Now he was smoking, angry eyes chopping away.

"You want to sing, I need a singer. Can you start Monday?"

"I'll have to check with my boss." Her eyes now found his knees. He was standing, turning, not happy.

And before sauntering out:

"Don't worry, I'll have you back to your fish house in a few days," he said, spitting out the words fish house like they had suddenly become a euphemism for whore house or homeless shelter.

She was used to feeling like a void—she wore nothingness like a tailored evening gown. But these stabs at her soul made her feel like less than nothing. And Chuck's narrowed eyes promised only a second round of stabbing. But the world needed something to sing along to while the demons hovered above and she needed a way to pay her rent without smelling of catfish and tartar sauce. So she sang.

But she sang like a stranger, leaving Chuck's rum-tested rattle without cover, naked, exposed. Even in her own mind it was unclear how willful this act of sabotage was.

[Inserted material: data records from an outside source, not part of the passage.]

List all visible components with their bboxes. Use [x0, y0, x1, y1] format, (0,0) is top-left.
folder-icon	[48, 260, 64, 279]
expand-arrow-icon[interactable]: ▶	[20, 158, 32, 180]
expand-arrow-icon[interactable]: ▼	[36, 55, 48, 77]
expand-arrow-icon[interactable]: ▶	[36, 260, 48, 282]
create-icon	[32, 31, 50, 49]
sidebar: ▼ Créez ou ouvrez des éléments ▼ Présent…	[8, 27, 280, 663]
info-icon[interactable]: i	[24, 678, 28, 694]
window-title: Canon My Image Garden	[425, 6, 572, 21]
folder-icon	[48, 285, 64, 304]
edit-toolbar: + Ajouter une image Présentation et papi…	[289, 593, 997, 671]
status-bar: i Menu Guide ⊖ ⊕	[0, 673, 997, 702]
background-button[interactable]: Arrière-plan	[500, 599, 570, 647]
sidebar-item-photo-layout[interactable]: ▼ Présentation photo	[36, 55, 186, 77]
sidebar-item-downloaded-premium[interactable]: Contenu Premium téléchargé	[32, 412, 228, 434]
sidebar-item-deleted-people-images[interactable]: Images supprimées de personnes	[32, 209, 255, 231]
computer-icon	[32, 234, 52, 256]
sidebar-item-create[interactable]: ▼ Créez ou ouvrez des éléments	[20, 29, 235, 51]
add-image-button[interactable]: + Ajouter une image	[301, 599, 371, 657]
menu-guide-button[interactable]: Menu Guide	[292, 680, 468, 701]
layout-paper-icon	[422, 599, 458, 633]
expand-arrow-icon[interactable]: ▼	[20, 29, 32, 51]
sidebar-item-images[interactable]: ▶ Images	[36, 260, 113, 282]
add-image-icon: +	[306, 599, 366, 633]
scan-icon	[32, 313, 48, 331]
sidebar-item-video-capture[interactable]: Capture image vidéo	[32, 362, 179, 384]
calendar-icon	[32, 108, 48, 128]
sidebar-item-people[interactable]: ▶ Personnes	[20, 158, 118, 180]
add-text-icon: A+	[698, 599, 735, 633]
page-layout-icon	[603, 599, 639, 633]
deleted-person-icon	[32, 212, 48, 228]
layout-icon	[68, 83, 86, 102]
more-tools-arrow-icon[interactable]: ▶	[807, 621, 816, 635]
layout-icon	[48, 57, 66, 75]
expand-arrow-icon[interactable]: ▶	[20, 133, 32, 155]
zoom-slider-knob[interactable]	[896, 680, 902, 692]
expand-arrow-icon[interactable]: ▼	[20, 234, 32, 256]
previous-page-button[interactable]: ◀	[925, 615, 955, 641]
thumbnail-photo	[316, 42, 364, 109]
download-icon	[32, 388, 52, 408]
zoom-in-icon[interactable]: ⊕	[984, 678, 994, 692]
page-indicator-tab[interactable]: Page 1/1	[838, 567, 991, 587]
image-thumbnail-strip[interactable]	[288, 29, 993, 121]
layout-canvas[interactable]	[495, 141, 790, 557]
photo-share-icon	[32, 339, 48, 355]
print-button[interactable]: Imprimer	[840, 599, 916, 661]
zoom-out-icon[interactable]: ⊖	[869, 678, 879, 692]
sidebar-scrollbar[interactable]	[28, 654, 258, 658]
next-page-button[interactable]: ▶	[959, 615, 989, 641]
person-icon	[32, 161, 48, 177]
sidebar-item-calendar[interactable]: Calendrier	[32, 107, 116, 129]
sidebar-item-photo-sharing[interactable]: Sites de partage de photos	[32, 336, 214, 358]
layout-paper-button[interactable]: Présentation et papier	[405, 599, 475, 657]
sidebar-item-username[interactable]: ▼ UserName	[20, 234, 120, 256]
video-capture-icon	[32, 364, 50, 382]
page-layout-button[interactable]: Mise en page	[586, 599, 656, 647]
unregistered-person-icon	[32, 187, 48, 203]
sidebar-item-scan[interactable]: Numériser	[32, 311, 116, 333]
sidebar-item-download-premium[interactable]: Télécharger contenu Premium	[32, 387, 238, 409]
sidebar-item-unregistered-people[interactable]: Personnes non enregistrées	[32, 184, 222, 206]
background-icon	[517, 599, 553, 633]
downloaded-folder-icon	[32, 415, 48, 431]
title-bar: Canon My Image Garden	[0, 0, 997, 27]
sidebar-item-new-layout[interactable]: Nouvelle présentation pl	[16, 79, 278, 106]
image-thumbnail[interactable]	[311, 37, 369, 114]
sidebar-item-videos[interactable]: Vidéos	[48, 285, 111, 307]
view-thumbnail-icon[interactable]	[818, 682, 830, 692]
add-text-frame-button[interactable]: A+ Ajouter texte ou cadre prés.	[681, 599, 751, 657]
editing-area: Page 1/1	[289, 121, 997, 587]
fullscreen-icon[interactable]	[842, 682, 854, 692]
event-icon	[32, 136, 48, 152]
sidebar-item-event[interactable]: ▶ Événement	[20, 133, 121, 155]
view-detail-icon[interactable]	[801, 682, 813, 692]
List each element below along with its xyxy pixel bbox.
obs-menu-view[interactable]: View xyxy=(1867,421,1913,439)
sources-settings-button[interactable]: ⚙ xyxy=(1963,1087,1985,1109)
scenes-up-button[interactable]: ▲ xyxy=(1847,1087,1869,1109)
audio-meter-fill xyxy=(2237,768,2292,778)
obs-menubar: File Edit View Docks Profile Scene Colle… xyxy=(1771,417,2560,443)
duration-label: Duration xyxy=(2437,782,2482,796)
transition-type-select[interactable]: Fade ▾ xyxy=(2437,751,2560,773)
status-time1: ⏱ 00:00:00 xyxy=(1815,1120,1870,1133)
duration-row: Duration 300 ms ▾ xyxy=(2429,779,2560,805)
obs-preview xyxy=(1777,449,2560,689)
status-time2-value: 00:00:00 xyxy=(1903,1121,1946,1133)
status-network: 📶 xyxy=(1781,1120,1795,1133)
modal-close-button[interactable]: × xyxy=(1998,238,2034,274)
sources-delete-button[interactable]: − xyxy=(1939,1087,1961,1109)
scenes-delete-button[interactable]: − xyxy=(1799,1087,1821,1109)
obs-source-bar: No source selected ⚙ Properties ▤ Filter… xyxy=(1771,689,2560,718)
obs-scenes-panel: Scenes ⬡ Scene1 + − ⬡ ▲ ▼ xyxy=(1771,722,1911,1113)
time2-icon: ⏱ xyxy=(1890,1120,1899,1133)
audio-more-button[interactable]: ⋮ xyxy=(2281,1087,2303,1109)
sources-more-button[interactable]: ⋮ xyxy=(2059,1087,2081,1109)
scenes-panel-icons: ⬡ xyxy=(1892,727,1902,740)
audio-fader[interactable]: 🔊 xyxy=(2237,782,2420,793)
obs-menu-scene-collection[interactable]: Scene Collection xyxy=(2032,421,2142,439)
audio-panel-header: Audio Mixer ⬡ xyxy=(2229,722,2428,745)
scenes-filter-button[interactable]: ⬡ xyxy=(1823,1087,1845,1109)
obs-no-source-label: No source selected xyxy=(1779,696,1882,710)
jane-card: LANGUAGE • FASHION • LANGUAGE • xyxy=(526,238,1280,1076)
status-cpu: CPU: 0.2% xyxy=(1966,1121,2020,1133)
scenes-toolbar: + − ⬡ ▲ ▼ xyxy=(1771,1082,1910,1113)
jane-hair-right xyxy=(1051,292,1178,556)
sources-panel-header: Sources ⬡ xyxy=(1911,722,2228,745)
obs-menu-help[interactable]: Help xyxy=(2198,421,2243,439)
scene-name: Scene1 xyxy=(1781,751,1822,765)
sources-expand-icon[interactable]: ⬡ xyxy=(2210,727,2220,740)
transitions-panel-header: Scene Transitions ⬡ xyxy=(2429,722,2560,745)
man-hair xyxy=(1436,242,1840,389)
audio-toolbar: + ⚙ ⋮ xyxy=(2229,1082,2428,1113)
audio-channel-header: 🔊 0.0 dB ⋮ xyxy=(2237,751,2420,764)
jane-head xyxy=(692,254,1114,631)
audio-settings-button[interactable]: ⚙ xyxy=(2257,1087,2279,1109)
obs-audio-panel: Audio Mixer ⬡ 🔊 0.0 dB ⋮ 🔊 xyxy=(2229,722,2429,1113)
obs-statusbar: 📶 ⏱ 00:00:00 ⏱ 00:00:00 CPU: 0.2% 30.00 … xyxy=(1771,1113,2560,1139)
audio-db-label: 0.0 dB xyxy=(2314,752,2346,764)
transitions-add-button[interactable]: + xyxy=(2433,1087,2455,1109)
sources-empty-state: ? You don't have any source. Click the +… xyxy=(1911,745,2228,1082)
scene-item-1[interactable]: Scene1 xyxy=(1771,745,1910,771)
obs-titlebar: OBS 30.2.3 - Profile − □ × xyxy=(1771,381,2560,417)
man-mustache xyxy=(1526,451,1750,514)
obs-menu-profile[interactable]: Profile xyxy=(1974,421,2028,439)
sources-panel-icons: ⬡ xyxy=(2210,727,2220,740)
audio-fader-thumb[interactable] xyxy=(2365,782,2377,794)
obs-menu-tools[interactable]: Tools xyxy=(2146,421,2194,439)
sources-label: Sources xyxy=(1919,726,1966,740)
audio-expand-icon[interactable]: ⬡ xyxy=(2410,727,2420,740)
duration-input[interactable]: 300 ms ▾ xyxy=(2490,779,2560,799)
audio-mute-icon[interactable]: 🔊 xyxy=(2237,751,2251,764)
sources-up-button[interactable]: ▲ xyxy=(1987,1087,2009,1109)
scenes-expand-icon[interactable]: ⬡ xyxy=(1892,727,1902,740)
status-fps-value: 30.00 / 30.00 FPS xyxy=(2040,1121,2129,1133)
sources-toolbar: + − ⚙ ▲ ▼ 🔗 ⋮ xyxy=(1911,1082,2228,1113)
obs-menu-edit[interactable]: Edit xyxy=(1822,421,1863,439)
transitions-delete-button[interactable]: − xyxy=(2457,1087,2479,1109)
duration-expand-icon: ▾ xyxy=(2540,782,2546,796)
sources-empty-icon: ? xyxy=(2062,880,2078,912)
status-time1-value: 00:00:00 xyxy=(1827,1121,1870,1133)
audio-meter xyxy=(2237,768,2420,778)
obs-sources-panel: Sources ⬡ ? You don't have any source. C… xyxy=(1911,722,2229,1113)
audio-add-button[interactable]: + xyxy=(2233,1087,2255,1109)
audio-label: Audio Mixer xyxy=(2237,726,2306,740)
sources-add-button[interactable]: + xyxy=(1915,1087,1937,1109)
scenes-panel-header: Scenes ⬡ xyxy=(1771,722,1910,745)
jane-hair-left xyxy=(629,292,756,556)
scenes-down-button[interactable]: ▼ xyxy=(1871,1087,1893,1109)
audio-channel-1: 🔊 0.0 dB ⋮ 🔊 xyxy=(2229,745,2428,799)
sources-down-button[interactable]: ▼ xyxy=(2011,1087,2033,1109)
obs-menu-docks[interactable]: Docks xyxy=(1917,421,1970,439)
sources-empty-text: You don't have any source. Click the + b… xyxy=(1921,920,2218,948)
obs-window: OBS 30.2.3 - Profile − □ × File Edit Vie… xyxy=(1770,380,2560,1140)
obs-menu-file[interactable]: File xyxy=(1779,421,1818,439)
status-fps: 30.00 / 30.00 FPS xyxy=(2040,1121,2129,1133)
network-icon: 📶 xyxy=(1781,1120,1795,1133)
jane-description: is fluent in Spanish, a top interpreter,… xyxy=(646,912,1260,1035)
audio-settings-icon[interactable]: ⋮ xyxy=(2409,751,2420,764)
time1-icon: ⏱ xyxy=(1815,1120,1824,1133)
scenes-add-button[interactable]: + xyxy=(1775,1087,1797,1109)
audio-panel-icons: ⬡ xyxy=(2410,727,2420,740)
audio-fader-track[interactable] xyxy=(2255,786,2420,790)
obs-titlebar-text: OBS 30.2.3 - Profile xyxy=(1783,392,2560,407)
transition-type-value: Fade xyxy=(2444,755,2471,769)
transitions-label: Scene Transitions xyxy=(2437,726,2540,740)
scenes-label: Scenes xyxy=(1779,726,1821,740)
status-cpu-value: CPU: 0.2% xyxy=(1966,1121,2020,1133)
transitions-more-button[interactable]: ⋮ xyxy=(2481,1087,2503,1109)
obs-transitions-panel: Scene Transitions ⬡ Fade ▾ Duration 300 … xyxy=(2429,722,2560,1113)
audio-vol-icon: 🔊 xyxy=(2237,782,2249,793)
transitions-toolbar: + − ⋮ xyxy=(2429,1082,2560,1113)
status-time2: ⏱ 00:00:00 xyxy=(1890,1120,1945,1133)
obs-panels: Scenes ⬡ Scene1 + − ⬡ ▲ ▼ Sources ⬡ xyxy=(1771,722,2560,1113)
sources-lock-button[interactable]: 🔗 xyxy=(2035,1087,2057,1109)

Was she simply too nervous? Out of practice? Had the muses abandoned her?

Or maybe she was distracted by the silly questions she made the mistake of asking herself somewhere between the denim and satin-clad dreamy nights of near fame and the wake-up call of Callie's Fish House: What if she had stepped before that microphone and braved the heated glare of the all-seeing spotlight? What if she had dared to tell her story, stumbles and all?

What if she was meant for more than the role of unseen stagehand, changing the scenery of somebody else's play?

In the end all that mattered was the sad way each song limped to life and crawled to an unseasonable demise shortly after surviving the recording process. After the last day's final take she evaded Chuck's cutting glare and wordlessly faded into the parking lot. Even a 'goodbye' would have felt insincere.

But for years, whenever some droning deejay would wonder aloud whatever happened to Chuck, why he never really sounded the same, she'd smile the mischievous smile of an arsonist springing from the front window of a blazing home, reeking of lighter fluid and matches while waving at the arriving fire brigade and somehow knowing she'd escape detection.